Like water hemlock. To the unpracticed eye, it looks like Queen Anne’s lace. But when you key it out with a book, you find differences. Water hemlock has a smooth, purple-streaked stem. Its umbels strongly resemble Queen Anne’s lace but tend — tend, mind you — to be more domed than flattened, and Queen Anne’s lace has a bristly stem and tiny leaflets called bracts hanging under the flowers, while water hemlock does not. The invisible difference is that water hemlock contains cicutoxin, which is a powerful neurotoxin.

In October 1992 two brothers, 23 and 39 years old, were searching in the woods of midcoast Maine for ginseng, whose blossom looks something like water hemlock. They apparently thought they might have found some because they both chewed into the root, the younger biting off more than the older.

“Within 30 minutes,” a Centers for Disease Control and Prevention report states, “the younger man vomited and began to have convulsions; they walked out of the woods, and approximately 30 minutes after the younger man became ill, they were able to telephone for emergency rescue services.

“Within 15 minutes of the call, emergency medical personnel arrived and found the younger man unresponsive and cyanotic with mild tachycardia, dilated pupils, and profuse salivation. Severe tonic-clonic seizures occurred and were followed by periods of apnea. He was intubated and transported to a local emergency department. Physicians performed gastric lavage and administered activated charcoal. His cardiac rhythm changed to ventricular fibrillation, and four resuscitative attempts were unsuccessful. He died approximately 3 hours after ingesting the root.”

Within a couple of hours the older brother was having seizures and delirium, but he lived.

The root they ate belonged to water hemlock, Cicuta maculata, aka spotted cowbane, which the CDC says killed five people in the U.S. from 1979 to 1988. And it could have been several other things, dangerous or not.

Ginseng looks less like water hemlock than do water parsnip, cow parsnip (aka hogweed), Scotch lovage, hemlock parsley and caraway, all of which grow around here, have edible parts, and look very much alike — which is to say not only like water hemlock, but also like bulb-bearing water hemlock and poison hemlock, both of which are also fatal to ingest.

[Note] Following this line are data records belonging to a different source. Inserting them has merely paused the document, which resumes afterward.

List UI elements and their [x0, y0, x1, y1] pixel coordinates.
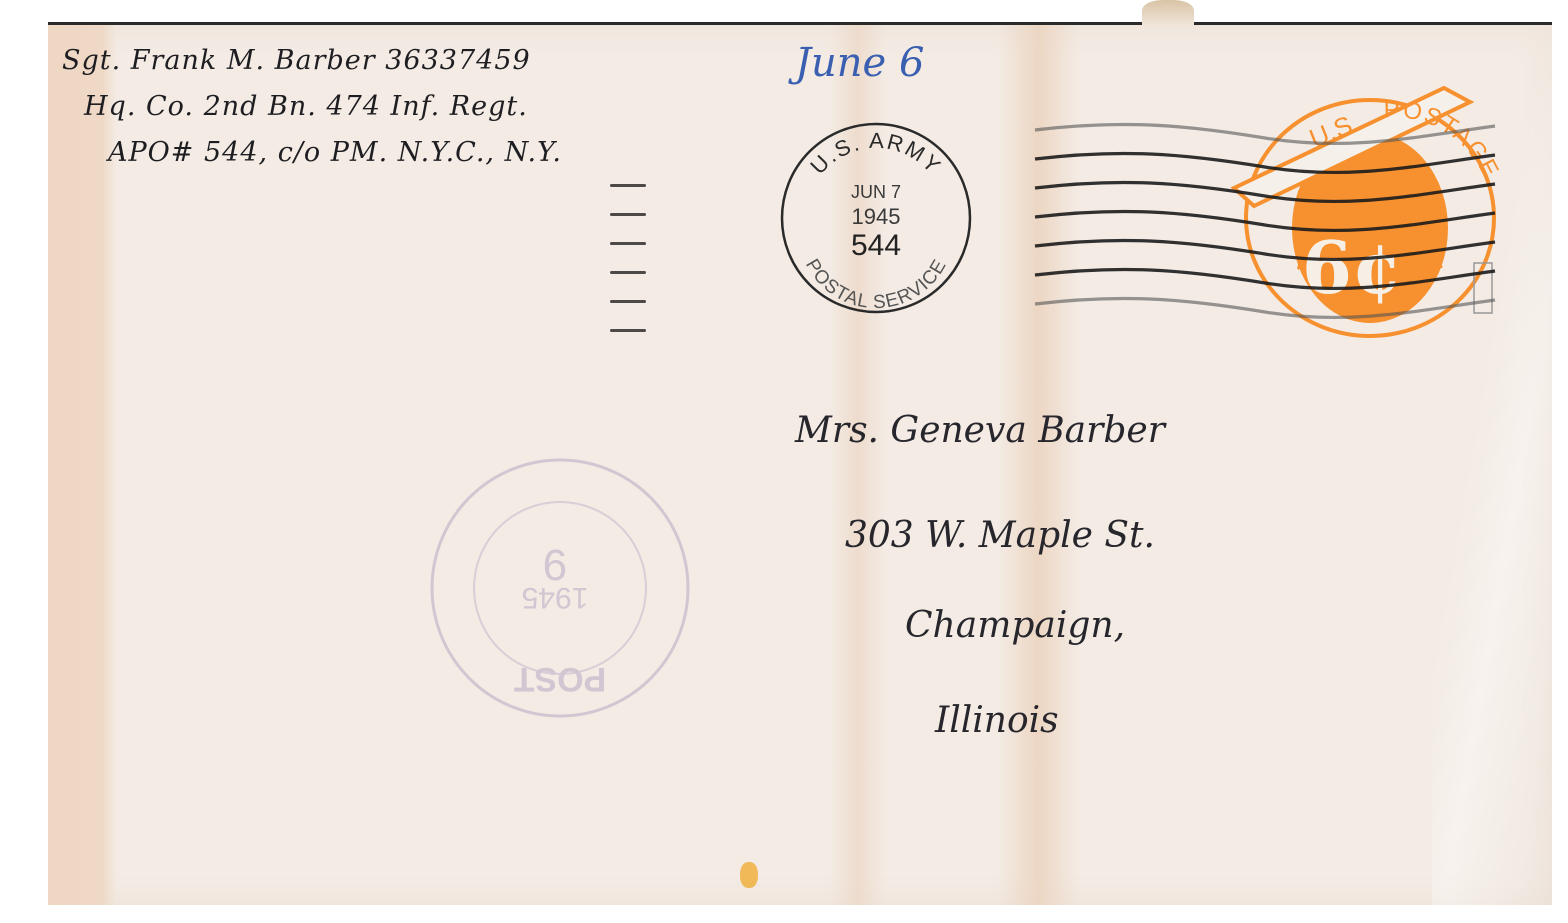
wavy-cancellation	[1030, 118, 1500, 318]
svg-text:POSTAL SERVICE: POSTAL SERVICE	[801, 256, 951, 314]
backstamp-text: POST	[513, 660, 606, 698]
return-address: Sgt. Frank M. Barber 36337459 Hq. Co. 2n…	[62, 38, 562, 176]
return-line: Sgt. Frank M. Barber 36337459	[62, 38, 562, 84]
recipient-state: Illinois	[935, 700, 1059, 741]
cancel-dashes	[610, 184, 646, 358]
paper-tab	[1142, 0, 1194, 26]
recipient-name: Mrs. Geneva Barber	[795, 410, 1165, 451]
svg-text:U.S. ARMY: U.S. ARMY	[805, 128, 946, 179]
postmark-apo: 544	[851, 229, 901, 262]
recipient-street: 303 W. Maple St.	[845, 515, 1155, 556]
postmark-date: JUN 7	[851, 182, 901, 202]
army-postmark: U.S. ARMY POSTAL SERVICE JUN 7 1945 544	[778, 120, 974, 316]
backstamp-day: 9	[543, 540, 567, 589]
backstamp: POST 1945 9	[425, 478, 695, 698]
stain-spot	[740, 862, 758, 888]
postmark-year: 1945	[852, 204, 901, 229]
return-line: Hq. Co. 2nd Bn. 474 Inf. Regt.	[84, 84, 562, 130]
postmark-bottom-text: POSTAL SERVICE	[801, 256, 951, 314]
return-line: APO# 544, c/o PM. N.Y.C., N.Y.	[108, 130, 562, 176]
handwritten-date-note: June 6	[795, 40, 924, 86]
postmark-top-text: U.S. ARMY	[805, 128, 946, 179]
recipient-city: Champaign,	[905, 605, 1125, 646]
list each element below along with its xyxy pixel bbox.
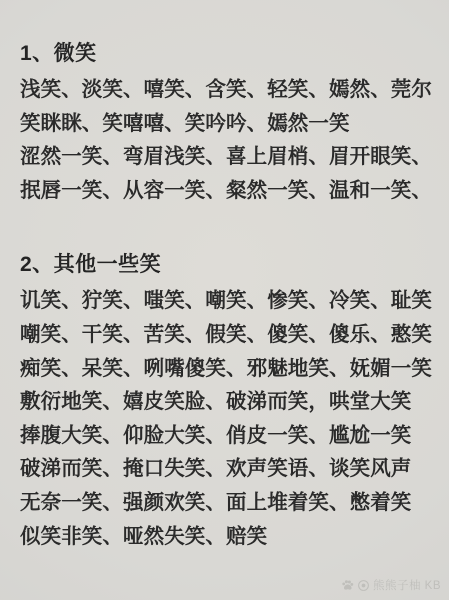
- word-line: 破涕而笑、掩口失笑、欢声笑语、谈笑风声: [20, 452, 435, 486]
- word-line: 浅笑、淡笑、嘻笑、含笑、轻笑、嫣然、莞尔: [20, 73, 435, 107]
- word-line: 捧腹大笑、仰脸大笑、俏皮一笑、尴尬一笑: [20, 419, 435, 453]
- word-line: 痴笑、呆笑、咧嘴傻笑、邪魅地笑、妩媚一笑: [20, 352, 435, 386]
- section-other-laughs-heading: 2、其他一些笑: [20, 247, 435, 283]
- word-line: 敷衍地笑、嬉皮笑脸、破涕而笑，哄堂大笑: [20, 385, 435, 419]
- word-list-page: 1、微笑 浅笑、淡笑、嘻笑、含笑、轻笑、嫣然、莞尔 笑眯眯、笑嘻嘻、笑吟吟、嫣然…: [20, 36, 435, 553]
- app-logo-icon: [357, 579, 370, 592]
- word-line: 抿唇一笑、从容一笑、粲然一笑、温和一笑、: [20, 174, 435, 208]
- word-line: 涩然一笑、弯眉浅笑、喜上眉梢、眉开眼笑、: [20, 140, 435, 174]
- word-line: 笑眯眯、笑嘻嘻、笑吟吟、嫣然一笑: [20, 107, 435, 141]
- word-line: 无奈一笑、强颜欢笑、面上堆着笑、憋着笑: [20, 486, 435, 520]
- word-line: 嘲笑、干笑、苦笑、假笑、傻笑、傻乐、憨笑: [20, 318, 435, 352]
- paw-icon: [341, 579, 354, 592]
- section-smile-heading: 1、微笑: [20, 36, 435, 72]
- section-other-laughs: 2、其他一些笑 讥笑、狞笑、嗤笑、嘲笑、惨笑、冷笑、耻笑 嘲笑、干笑、苦笑、假笑…: [20, 247, 435, 553]
- word-line: 似笑非笑、哑然失笑、赔笑: [20, 520, 435, 554]
- watermark: 熊熊子柚 KB: [341, 577, 441, 593]
- watermark-text: 熊熊子柚 KB: [373, 577, 441, 593]
- word-line: 讥笑、狞笑、嗤笑、嘲笑、惨笑、冷笑、耻笑: [20, 284, 435, 318]
- section-smile: 1、微笑 浅笑、淡笑、嘻笑、含笑、轻笑、嫣然、莞尔 笑眯眯、笑嘻嘻、笑吟吟、嫣然…: [20, 36, 435, 207]
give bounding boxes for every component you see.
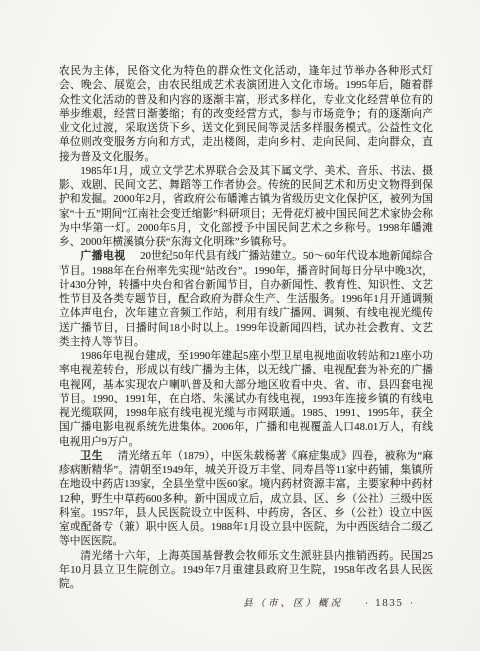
section-heading-health: 卫生: [80, 449, 103, 462]
footer-section-label: 县（市、区）概况: [243, 595, 343, 609]
paragraph-text: 1985年1月，成立文学艺术界联合会及其下属文学、美术、音乐、书法、摄影、戏剧、…: [59, 165, 433, 248]
page-footer: 县（市、区）概况 ·1835·: [243, 595, 413, 609]
section-heading-broadcast-tv: 广播电视: [80, 249, 125, 262]
body-text: 农民为主体，民俗文化为特色的群众性文化活动，逢年过节举办各种形式灯会、晚会、展览…: [59, 64, 433, 591]
paragraph-western-medicine: 清光绪十六年，上海英国基督教会牧师乐文生派驻县内推销西药。民国25年10月县立卫…: [59, 549, 433, 592]
page-number: ·1835·: [365, 598, 413, 609]
paragraph-television-network: 1986年电视台建成，至1990年建起5座小型卫星电视地面收转站和21座小功率电…: [59, 349, 433, 449]
paragraph-text: 1986年电视台建成，至1990年建起5座小型卫星电视地面收转站和21座小功率电…: [59, 350, 433, 448]
scanned-gazetteer-page: 农民为主体，民俗文化为特色的群众性文化活动，逢年过节举办各种形式灯会、晚会、展览…: [0, 0, 480, 651]
paragraph-text: 农民为主体，民俗文化为特色的群众性文化活动，逢年过节举办各种形式灯会、晚会、展览…: [59, 65, 433, 163]
paragraph-text: 清光绪十六年，上海英国基督教会牧师乐文生派驻县内推销西药。民国25年10月县立卫…: [59, 550, 433, 591]
paragraph-culture-associations: 1985年1月，成立文学艺术界联合会及其下属文学、美术、音乐、书法、摄影、戏剧、…: [59, 164, 433, 250]
paragraph-text: 20世纪50年代县有线广播站建立。50～60年代设本地新闻综合节目。1988年在…: [59, 250, 433, 348]
paragraph-broadcast-tv: 广播电视20世纪50年代县有线广播站建立。50～60年代设本地新闻综合节目。19…: [59, 249, 433, 349]
footer-right-dot: ·: [410, 599, 413, 609]
paragraph-culture-continuation: 农民为主体，民俗文化为特色的群众性文化活动，逢年过节举办各种形式灯会、晚会、展览…: [59, 64, 433, 164]
paragraph-text: 清光绪五年（1879），中医朱载杨著《麻症集成》四卷，被称为“麻疹病断精华”。清…: [59, 450, 433, 548]
paragraph-health: 卫生清光绪五年（1879），中医朱载杨著《麻症集成》四卷，被称为“麻疹病断精华”…: [59, 449, 433, 549]
footer-page-number: 1835: [375, 598, 403, 609]
footer-left-dot: ·: [365, 599, 368, 609]
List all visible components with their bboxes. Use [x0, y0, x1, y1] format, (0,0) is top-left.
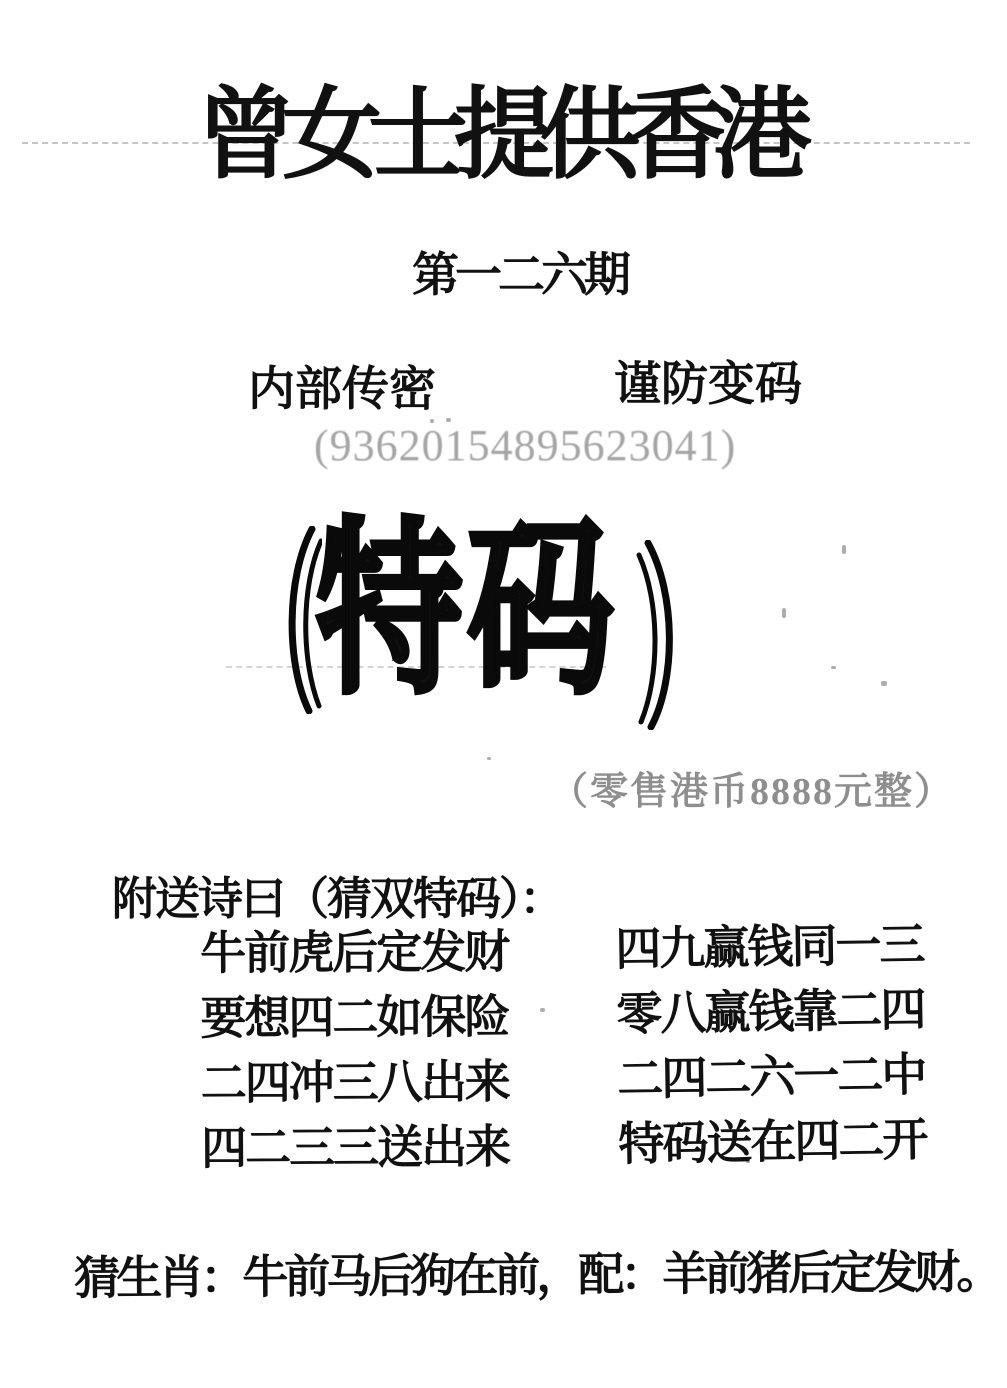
scanned-page: 曾女士提供香港 第一二六期 内部传密 谨防变码 (936201548956230… — [0, 0, 1007, 1388]
retail-price-note: （零售港币8888元整） — [550, 760, 954, 815]
scan-artifact-dot — [782, 608, 786, 618]
issue-number: 第一二六期 — [412, 238, 627, 305]
special-code-text: 特码 — [316, 516, 619, 708]
poem-line-right-3: 二四二六一二中 — [617, 1052, 926, 1103]
poem-line-right-2: 零八赢钱靠二四 — [616, 987, 925, 1038]
poem-line-left-1: 牛前虎后定发财 — [200, 929, 508, 977]
poem-line-left-4: 四二三三送出来 — [201, 1124, 509, 1172]
scan-artifact-dot — [831, 666, 836, 669]
zodiac-prediction: 猜生肖：牛前马后狗在前，配：羊前猪后定发财。 — [74, 1236, 998, 1308]
poem-left-column: 牛前虎后定发财 要想四二如保险 二四冲三八出来 四二三三送出来 — [200, 929, 509, 1172]
poem-header: 附送诗曰（猜双特码）： — [112, 862, 563, 927]
poem-line-right-1: 四九赢钱同一三 — [615, 922, 924, 973]
poem-line-left-3: 二四冲三八出来 — [201, 1059, 509, 1107]
internal-secret-note: 内部传密 — [248, 352, 436, 419]
scan-artifact-dot — [842, 545, 846, 554]
scan-artifact-dot — [881, 681, 887, 686]
poem-line-right-4: 特码送在四二开 — [618, 1117, 927, 1168]
page-title: 曾女士提供香港 — [196, 78, 798, 193]
paren-right-icon — [636, 540, 686, 730]
poem-right-column: 四九赢钱同一三 零八赢钱靠二四 二四二六一二中 特码送在四二开 — [615, 922, 927, 1168]
serial-number: (93620154895623041) — [314, 420, 736, 471]
poem-line-left-2: 要想四二如保险 — [200, 994, 508, 1042]
anti-tamper-note: 谨防变码 — [614, 347, 802, 414]
scan-artifact-dot — [487, 757, 491, 760]
scan-artifact-dot — [540, 1008, 545, 1012]
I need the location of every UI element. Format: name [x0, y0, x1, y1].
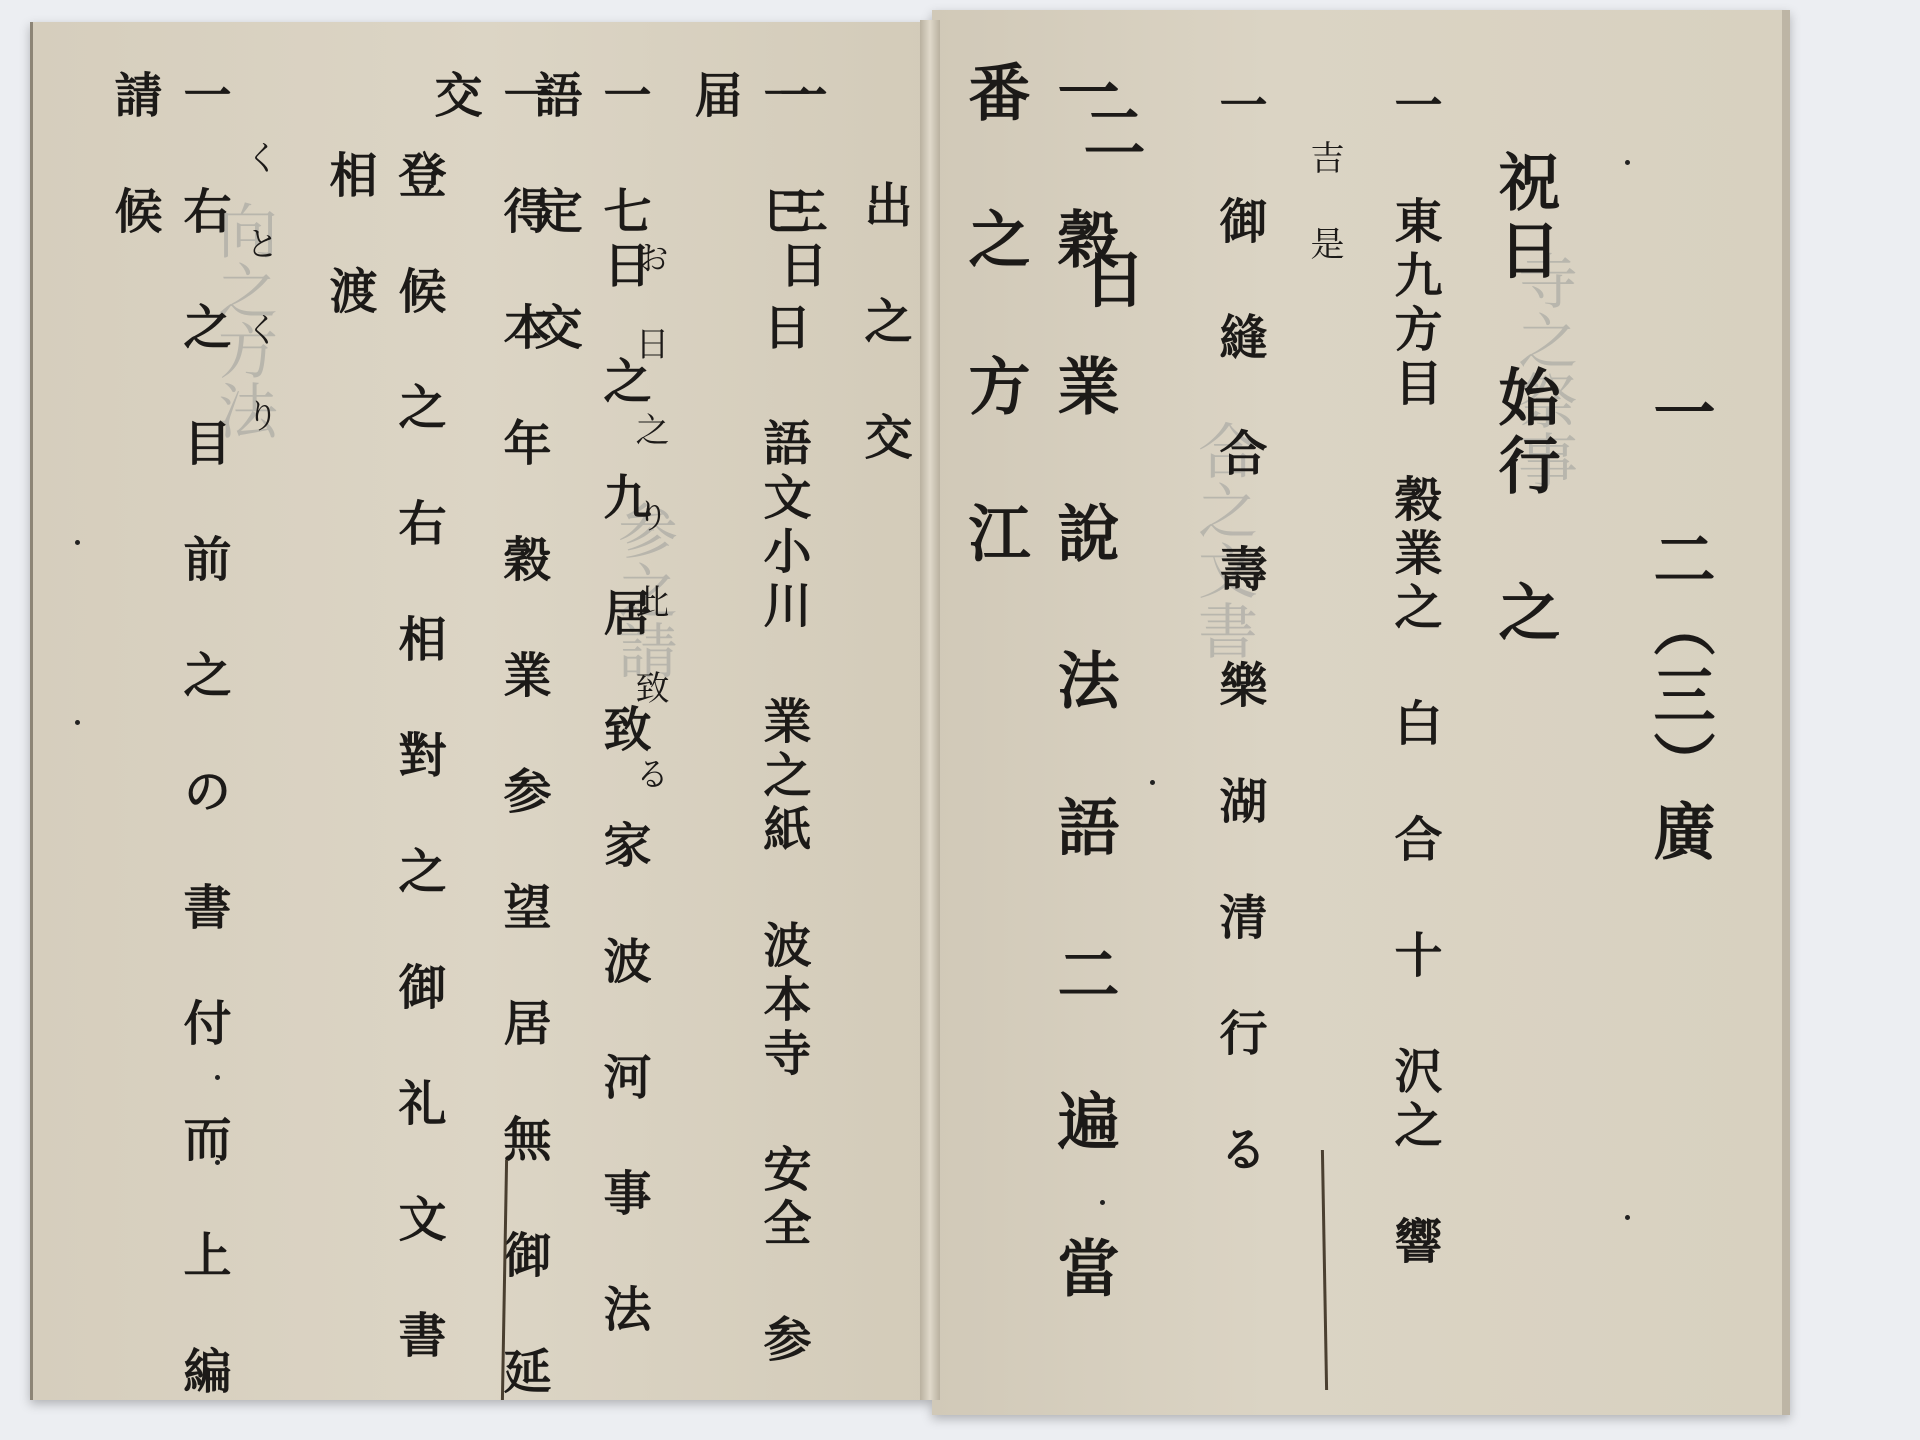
text-column: く と く り: [235, 140, 284, 438]
text-column: 一 東九方目 穀業之 白 合 十 沢之 響: [1380, 80, 1449, 1270]
text-column: 出 之 交: [850, 180, 919, 466]
book-gutter: [920, 20, 940, 1400]
text-column: 祝日 始行 之: [1480, 150, 1569, 648]
binding-hole: [1625, 160, 1630, 165]
binding-hole: [215, 1160, 220, 1165]
binding-hole: [1150, 780, 1155, 785]
binding-hole: [75, 720, 80, 725]
text-column: 登 候 之 右 相 對 之 御 礼 文 書 相 渡: [315, 150, 453, 1440]
text-column: 吉 是: [1300, 140, 1349, 266]
text-column: 一 右 之 目 前 之 の 書 付 而 上 編 請 候: [100, 70, 238, 1440]
text-column: 一 穀 業 說 法 語 二 遍 當 番 之 方 江: [950, 60, 1128, 1440]
binding-hole: [1625, 1215, 1630, 1220]
text-column: 一 巳 日 語文小川 業之紙 波本寺 安全 参 届: [680, 70, 818, 1440]
binding-hole: [215, 1075, 220, 1080]
text-column: 一 御 縫 合 壽 樂 湖 清 行 る: [1205, 80, 1274, 1178]
binding-hole: [1100, 1200, 1105, 1205]
binding-hole: [75, 540, 80, 545]
text-column: 一 二（三）廣: [1635, 380, 1724, 867]
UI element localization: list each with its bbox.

In a range of resemblance to water hemlock roughly like that of ginseng are yarrow, whose feathery-looking little leaves are quick studies, and valerian, whose root can be turned into a sedative tea. I was attracted into a field by some lovely umbels that turned out to belong to, not valerian, but to a nice, healthy water hemlock. When I got up close I was pretty sure what it was but wanted to key it out in a book, so I broke it off at the ground where a few drops of sap fell out. I later learned even this was risky because the cicutoxin can be absorbed through your skin.

The flower at the top of my driveway has a grooved stem and is not mottled purple, so I’m pretty sure it is not water hemlock. It has characteristics of hemlock parsley, caraway and Queen Anne’s lace, but not all of any of them.

I’m sure someone can tell what it is, but it isn’t me, and I’m not going to test the root.